Shakespeare: Which have you read?

Hannah ThompsonYouGovLabs and UK Public Opinion Website Editor
May 23, 2012, 3:52 PM GMT+0

20% of Britons have never seen or read Shakespeare plays; majority exposed to Romeo and Juliet

One in five Britons says they have never read or seen any of Shakespeare’s plays, our poll in light of the current World Shakespeare Festival shows.

More men than women appear to have shied away from the playwright, while older generations are also less likely to say they've seen at least one of the bard's works.

Our poll didn't differentiate between versions of the famous plays, however, so someone who says they have 'read or seen' Romeo and Juliet may equally well be talking about the authentic text played out on stage, a Royal Shakespeare Company recording, or even, for example, the famous 1997 Baz Luhrmann film adaptation.

Our results measure exposure to the bard's most well-known works, of which the three most read or seen were Romeo and Juliet, Macbeth and A Midsummer Night’s Dream.

  • 20% of Britons say they have not read of watched any of William Shakespeare’s plays
  • 23% of men say they haven't seen or read any Shakespeare plays, next to 16% of women
  • A quarter of 40-59 year olds (24%) admit to never having read or seen any Shakespeare plays, compared to 19% of people over 60, and another 19% of people aged 25-39 years
  • Only 10% of those aged between 18 and 24 say they have never seen or read a Shakespeare play

The World Shakespeare Festival, launched by the Royal Shakespeare Company, is being celebrated from April to November this year in conjunction with the London 2012 Festival, and coincides with The Globe Theatre's international Globe 2 Globe festival.

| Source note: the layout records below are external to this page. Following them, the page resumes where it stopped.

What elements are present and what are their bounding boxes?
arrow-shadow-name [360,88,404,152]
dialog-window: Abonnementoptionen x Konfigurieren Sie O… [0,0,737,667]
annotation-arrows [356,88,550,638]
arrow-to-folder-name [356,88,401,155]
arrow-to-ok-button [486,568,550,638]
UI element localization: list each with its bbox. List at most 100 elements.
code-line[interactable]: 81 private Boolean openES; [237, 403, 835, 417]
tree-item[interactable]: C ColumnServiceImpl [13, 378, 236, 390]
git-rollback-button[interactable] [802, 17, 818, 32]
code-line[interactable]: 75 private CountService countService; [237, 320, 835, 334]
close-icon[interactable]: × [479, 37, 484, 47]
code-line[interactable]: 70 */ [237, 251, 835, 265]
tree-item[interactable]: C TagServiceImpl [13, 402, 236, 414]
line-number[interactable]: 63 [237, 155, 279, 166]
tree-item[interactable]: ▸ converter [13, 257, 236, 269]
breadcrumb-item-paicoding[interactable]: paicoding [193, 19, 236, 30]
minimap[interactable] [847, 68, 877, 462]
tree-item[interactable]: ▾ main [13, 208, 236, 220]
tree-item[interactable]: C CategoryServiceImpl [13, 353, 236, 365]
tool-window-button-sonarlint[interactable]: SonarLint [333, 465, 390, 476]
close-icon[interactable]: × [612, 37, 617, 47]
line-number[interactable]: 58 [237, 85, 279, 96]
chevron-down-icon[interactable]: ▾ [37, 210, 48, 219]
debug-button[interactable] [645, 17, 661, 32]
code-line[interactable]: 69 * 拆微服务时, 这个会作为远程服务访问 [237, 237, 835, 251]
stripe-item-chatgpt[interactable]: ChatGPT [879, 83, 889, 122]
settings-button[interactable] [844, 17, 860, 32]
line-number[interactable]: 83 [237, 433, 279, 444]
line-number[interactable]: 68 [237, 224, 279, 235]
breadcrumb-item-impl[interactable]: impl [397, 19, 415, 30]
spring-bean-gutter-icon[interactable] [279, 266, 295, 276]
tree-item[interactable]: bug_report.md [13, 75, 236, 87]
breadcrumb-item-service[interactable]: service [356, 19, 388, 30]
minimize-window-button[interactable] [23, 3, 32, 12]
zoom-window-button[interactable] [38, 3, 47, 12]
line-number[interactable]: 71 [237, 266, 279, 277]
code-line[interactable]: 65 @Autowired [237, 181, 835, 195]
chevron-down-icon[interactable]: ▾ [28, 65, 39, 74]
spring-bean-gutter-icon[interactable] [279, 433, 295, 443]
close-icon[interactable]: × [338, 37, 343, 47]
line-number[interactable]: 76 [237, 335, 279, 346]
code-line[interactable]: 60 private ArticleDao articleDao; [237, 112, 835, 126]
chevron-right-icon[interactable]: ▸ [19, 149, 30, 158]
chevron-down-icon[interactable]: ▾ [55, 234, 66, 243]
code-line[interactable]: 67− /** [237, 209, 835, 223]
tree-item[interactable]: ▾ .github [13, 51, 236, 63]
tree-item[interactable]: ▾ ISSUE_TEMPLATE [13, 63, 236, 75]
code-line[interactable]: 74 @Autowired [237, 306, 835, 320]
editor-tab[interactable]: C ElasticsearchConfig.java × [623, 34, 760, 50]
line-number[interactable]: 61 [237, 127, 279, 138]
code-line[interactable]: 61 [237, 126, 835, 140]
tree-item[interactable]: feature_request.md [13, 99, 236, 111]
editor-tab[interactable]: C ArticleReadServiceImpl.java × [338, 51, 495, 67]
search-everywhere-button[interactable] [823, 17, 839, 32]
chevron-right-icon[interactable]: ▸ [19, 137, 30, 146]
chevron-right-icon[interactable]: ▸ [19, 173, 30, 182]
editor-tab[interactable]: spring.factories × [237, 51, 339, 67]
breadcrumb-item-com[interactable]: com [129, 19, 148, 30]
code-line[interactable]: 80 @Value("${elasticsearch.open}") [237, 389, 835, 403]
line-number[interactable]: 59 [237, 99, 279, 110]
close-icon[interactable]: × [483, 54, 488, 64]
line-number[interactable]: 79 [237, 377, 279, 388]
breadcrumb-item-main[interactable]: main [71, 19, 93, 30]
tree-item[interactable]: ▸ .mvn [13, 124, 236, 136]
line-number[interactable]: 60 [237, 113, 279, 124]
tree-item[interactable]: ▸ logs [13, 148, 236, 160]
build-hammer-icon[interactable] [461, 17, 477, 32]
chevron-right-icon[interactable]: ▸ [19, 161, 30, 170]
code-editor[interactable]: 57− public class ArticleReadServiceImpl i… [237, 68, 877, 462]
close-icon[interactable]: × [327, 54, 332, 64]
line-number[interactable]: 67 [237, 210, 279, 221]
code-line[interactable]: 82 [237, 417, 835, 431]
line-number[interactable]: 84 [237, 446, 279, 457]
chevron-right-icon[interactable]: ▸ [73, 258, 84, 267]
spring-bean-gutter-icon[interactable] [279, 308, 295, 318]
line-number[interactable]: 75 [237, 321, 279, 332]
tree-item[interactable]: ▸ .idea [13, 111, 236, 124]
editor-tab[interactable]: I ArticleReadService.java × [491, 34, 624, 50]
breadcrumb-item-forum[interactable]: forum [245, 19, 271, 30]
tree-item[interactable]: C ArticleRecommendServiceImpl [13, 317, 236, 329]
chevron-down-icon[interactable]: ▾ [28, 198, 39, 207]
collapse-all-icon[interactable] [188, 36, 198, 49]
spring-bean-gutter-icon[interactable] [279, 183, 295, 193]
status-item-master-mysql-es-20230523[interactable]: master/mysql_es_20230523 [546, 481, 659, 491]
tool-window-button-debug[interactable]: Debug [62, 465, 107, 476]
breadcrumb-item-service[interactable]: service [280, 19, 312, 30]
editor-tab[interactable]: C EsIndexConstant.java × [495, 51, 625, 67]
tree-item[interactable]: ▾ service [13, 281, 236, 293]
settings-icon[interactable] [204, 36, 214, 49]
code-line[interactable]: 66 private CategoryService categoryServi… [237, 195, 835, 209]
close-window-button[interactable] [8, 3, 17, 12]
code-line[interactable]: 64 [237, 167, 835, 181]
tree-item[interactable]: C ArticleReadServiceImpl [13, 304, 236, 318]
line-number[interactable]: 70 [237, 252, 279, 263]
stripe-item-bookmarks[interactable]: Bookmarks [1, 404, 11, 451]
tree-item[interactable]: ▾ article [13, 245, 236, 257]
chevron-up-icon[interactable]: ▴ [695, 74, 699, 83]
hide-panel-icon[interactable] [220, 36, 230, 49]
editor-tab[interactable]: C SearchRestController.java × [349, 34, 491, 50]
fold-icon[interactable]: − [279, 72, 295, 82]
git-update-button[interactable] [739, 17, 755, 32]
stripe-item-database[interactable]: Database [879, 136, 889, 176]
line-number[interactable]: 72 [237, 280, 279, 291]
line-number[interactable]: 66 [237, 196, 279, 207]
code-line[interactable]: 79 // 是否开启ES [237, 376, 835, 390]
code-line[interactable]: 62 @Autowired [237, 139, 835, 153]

Which plays have you read or seen?

The most prevalent Shakespeare plays, i.e. those read and/or seen most were Romeo and Juliet, Macbeth and a Midsummer Night’s Dream, while a third had read Hamlet and the Merchant of Venice.

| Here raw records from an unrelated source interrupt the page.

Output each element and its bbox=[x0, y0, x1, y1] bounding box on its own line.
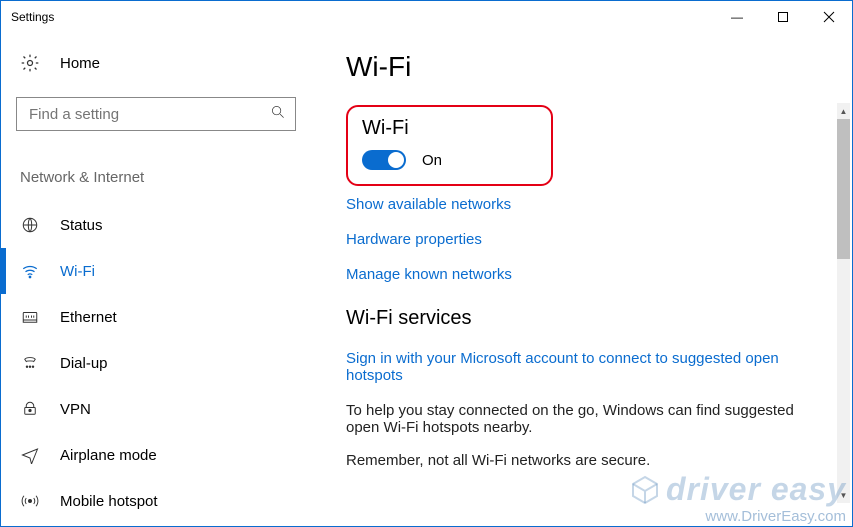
scroll-up-button[interactable]: ▲ bbox=[837, 103, 850, 119]
dialup-icon bbox=[20, 354, 40, 372]
minimize-button[interactable]: — bbox=[714, 1, 760, 33]
scroll-thumb[interactable] bbox=[837, 119, 850, 259]
wifi-services-desc-1: To help you stay connected on the go, Wi… bbox=[346, 402, 816, 436]
highlight-annotation: Wi-Fi On bbox=[346, 105, 553, 186]
sidebar-item-wifi[interactable]: Wi-Fi bbox=[16, 248, 296, 294]
sidebar-item-dialup[interactable]: Dial-up bbox=[16, 340, 296, 386]
wifi-services-header: Wi-Fi services bbox=[346, 307, 822, 330]
watermark: driver easy www.DriverEasy.com bbox=[630, 473, 846, 524]
link-manage-known-networks[interactable]: Manage known networks bbox=[346, 266, 822, 283]
close-button[interactable] bbox=[806, 1, 852, 33]
sidebar-item-vpn[interactable]: VPN bbox=[16, 386, 296, 432]
sidebar-category: Network & Internet bbox=[20, 169, 296, 186]
search-icon bbox=[271, 105, 285, 123]
sidebar-item-hotspot[interactable]: Mobile hotspot bbox=[16, 478, 296, 524]
sidebar-item-label: VPN bbox=[60, 401, 91, 418]
watermark-brand: driver easy bbox=[666, 471, 846, 507]
link-show-networks[interactable]: Show available networks bbox=[346, 196, 822, 213]
settings-window: Settings — Home Network & bbox=[0, 0, 853, 527]
airplane-icon bbox=[20, 446, 40, 464]
maximize-button[interactable] bbox=[760, 1, 806, 33]
wifi-toggle-state: On bbox=[422, 152, 442, 169]
titlebar: Settings — bbox=[1, 1, 852, 33]
hotspot-icon bbox=[20, 492, 40, 510]
home-label: Home bbox=[60, 55, 100, 72]
search-input[interactable] bbox=[27, 105, 271, 124]
sidebar-item-label: Ethernet bbox=[60, 309, 117, 326]
wifi-section-label: Wi-Fi bbox=[362, 117, 537, 140]
ethernet-icon bbox=[20, 308, 40, 326]
sidebar-item-label: Wi-Fi bbox=[60, 263, 95, 280]
gear-icon bbox=[20, 53, 40, 73]
sidebar-item-label: Status bbox=[60, 217, 103, 234]
main-content: Wi-Fi Wi-Fi On Show available networks H… bbox=[311, 33, 852, 526]
watermark-url: www.DriverEasy.com bbox=[630, 509, 846, 524]
vpn-icon bbox=[20, 400, 40, 418]
link-hardware-properties[interactable]: Hardware properties bbox=[346, 231, 822, 248]
sidebar-item-label: Airplane mode bbox=[60, 447, 157, 464]
page-title: Wi-Fi bbox=[346, 51, 822, 83]
window-controls: — bbox=[714, 1, 852, 33]
home-button[interactable]: Home bbox=[20, 53, 296, 73]
close-icon bbox=[823, 11, 835, 23]
window-title: Settings bbox=[11, 10, 54, 24]
minimize-icon: — bbox=[731, 10, 743, 24]
sidebar-item-ethernet[interactable]: Ethernet bbox=[16, 294, 296, 340]
maximize-icon bbox=[778, 12, 788, 22]
sidebar-item-status[interactable]: Status bbox=[16, 202, 296, 248]
wifi-toggle-row: On bbox=[362, 150, 537, 170]
link-sign-in-msft[interactable]: Sign in with your Microsoft account to c… bbox=[346, 350, 816, 384]
scrollbar[interactable]: ▲ ▼ bbox=[837, 103, 850, 503]
nav-list: Status Wi-Fi Ethernet bbox=[16, 202, 296, 524]
sidebar-item-label: Mobile hotspot bbox=[60, 493, 158, 510]
search-box[interactable] bbox=[16, 97, 296, 131]
wifi-icon bbox=[20, 262, 40, 280]
wifi-toggle[interactable] bbox=[362, 150, 406, 170]
toggle-knob bbox=[388, 152, 404, 168]
watermark-logo-icon bbox=[630, 474, 660, 509]
sidebar-item-airplane[interactable]: Airplane mode bbox=[16, 432, 296, 478]
sidebar: Home Network & Internet Status bbox=[1, 33, 311, 526]
sidebar-item-label: Dial-up bbox=[60, 355, 108, 372]
wifi-services-desc-2: Remember, not all Wi-Fi networks are sec… bbox=[346, 452, 816, 469]
globe-icon bbox=[20, 216, 40, 234]
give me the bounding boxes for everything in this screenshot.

  • Three fifths of Britons (57%) have seen or read tragic romance Romeo and Juliet
  • Just under half have read or seen Macbeth (49%) and A Midsummer Night’s Dream (46%)
  • About a third has read or seen Hamlet (33%) and The Merchant of Venice (31%)
  • Around a quarter has read or seen Twelfth Night (27%), The Taming of the Shrew (27%), Much Ado About Nothing (26%) and The Tempest (23%)
  • Around one fifth has read or seen Julius Caesar (22%), Othello (21%) and Anthony and Cleopatra (20%)
  • While The Two Noble Kinsmen is the only play that no respondents at all had seen or read

The importance of engaging in Shakespeare plays is emphasized by many experts who hail the playwright as one of the most influential writers ever to have lived, with his work transcending time and culture.

Shakespeare’s work is also responsible for many of the common expressions heard in everyday language today, including (to name but a few) 'vanishing into thin air', 'the wish being father to the thought', and, perhaps ironically, 'there's method in my madness' and 'it's all Greek to me'.

However, that Shakespeare can be difficult to understand, and therefore seen as boring by schoolchildren and adults alike, is often cited as a major reason why more people don't 'get into' the works – especially if their first exposure was in English lessons at school, while before the 1990s, Shakespeare wasn't a compulsory part of the curriculum in many schools, which could explain the lack of exposure to Shakespeare among older generations.

Often, the famous plays are hailed as being more enjoyable and accessible if people experience them as they were meant to be: performed on stage rather than read in a book.

As the Globe Theatre Education website itself states, 'We think that the best way to learn to about the work of Shakespeare is by enjoying it'.